University of Minnesota, Humphrey School Launch Collaboration with Human Rights Watch
December 15, 2014—Minneapolis, MN—The Humphrey School of Public Affairs today announced an exciting initiative with Human Rights Watch (HRW), which will provide University of Minnesota graduate students the opportunity to work directly with the prestigious human rights organization. The 11 graduate students—carefully selected from around the University for their academic and professional background in international affairs, development, and human rights—will conduct their work during the spring 2015 semester, helping HRW evaluate its research methods.
HRW has asked the University of Minnesota students to inventory the various ways in which the global organization goes about collecting its data, evaluate the various research methods, and then offer suggestions for improvement based on best practices of other organizations. The students’ work will take place within the structure of a “Capstone” project, typically conducted by Humphrey School students during the last semester of their graduate training, in collaboration with a public service agency; nonprofit organization; or local, state, or federal government agency. They will work with Humphrey School faculty member and Harold E. Stassen Chair James Ron and Mary Curtin, Humphrey School diplomat-in-residence. Both have extensive experience in international affairs and human rights work.

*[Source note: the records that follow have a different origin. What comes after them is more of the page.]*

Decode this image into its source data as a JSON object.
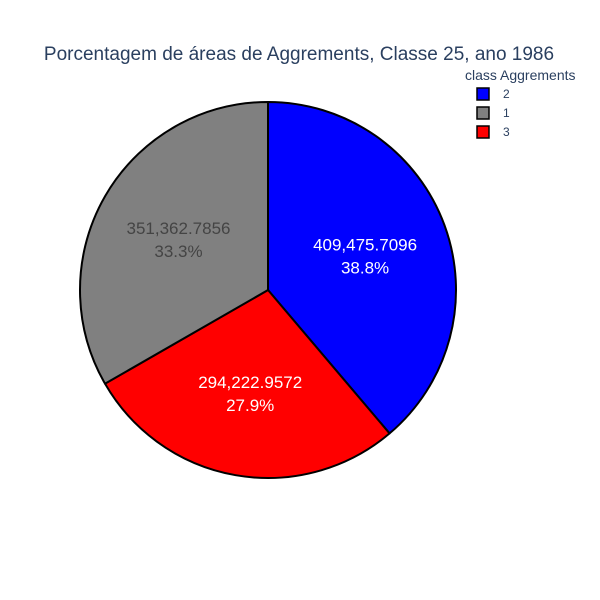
{
  "chart_data": {
    "type": "pie",
    "title": "Porcentagem de áreas de Aggrements, Classe 25, ano 1986",
    "legend": {
      "title": "class Aggrements",
      "placement": "top-right"
    },
    "direction": "clockwise",
    "start": "top",
    "slices": [
      {
        "label": "2",
        "value": 409475.7096,
        "value_text": "409,475.7096",
        "percent_text": "38.8%",
        "color": "#0000ff",
        "text_color": "#ffffff"
      },
      {
        "label": "3",
        "value": 294222.9572,
        "value_text": "294,222.9572",
        "percent_text": "27.9%",
        "color": "#ff0000",
        "text_color": "#ffffff"
      },
      {
        "label": "1",
        "value": 351362.7856,
        "value_text": "351,362.7856",
        "percent_text": "33.3%",
        "color": "#808080",
        "text_color": "#444444"
      }
    ],
    "legend_order": [
      "2",
      "1",
      "3"
    ],
    "title_color": "#2a3f5f",
    "outline_color": "#000000"
  }
}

Eric Schwartz, dean of the Humphrey School, says, “Human Rights Watch is regarded by many as the most influential human rights advocacy organization in the world and we are delighted to begin this collaboration. Our students crave real world experience and the opportunity to work alongside practitioners—this project provides them the opportunity to do both, preparing them for careers in the international politics and human rights.”
The students will first identify the different ways in which HRW collects its data, including confidential interviews with witnesses, officials, security force personnel, key informants, and sundry vulnerable populations, as well as satellite images, quantitative data, and more. Then, students will interview members of HRW’s global research team, exploring the pros and cons of each method. In a final stage, the students will draw on best practices from other organizations, and on the scholarly literature, to evaluate HRW’s practices, and suggest new areas for investigation. The program will officially begin with a workshop at the Humphrey School on December 16, led by Iaine Levine, HRW’s deputy executive director for programs, and by Brian Root, HRW’s key research methodology expert.
With more than 400 staff and an annual budget of $75 million, HRW has headquarters in New York, Washington, D.C., and London, and operates research, advocacy, and fundraising offices worldwide. Associate Professor Jim Ron has consulted for HRW since 1992, conducting research for the group in Israel/Palestine, Nigeria, Turkey, Kosovo, Ingushetia, and Kyrgyzstan. Much of his research focuses on the work, and policy impact, of human rights groups. Mary Curtin is a former career U.S. diplomat, with substantial experience in public policy, international affairs, and human rights analysis.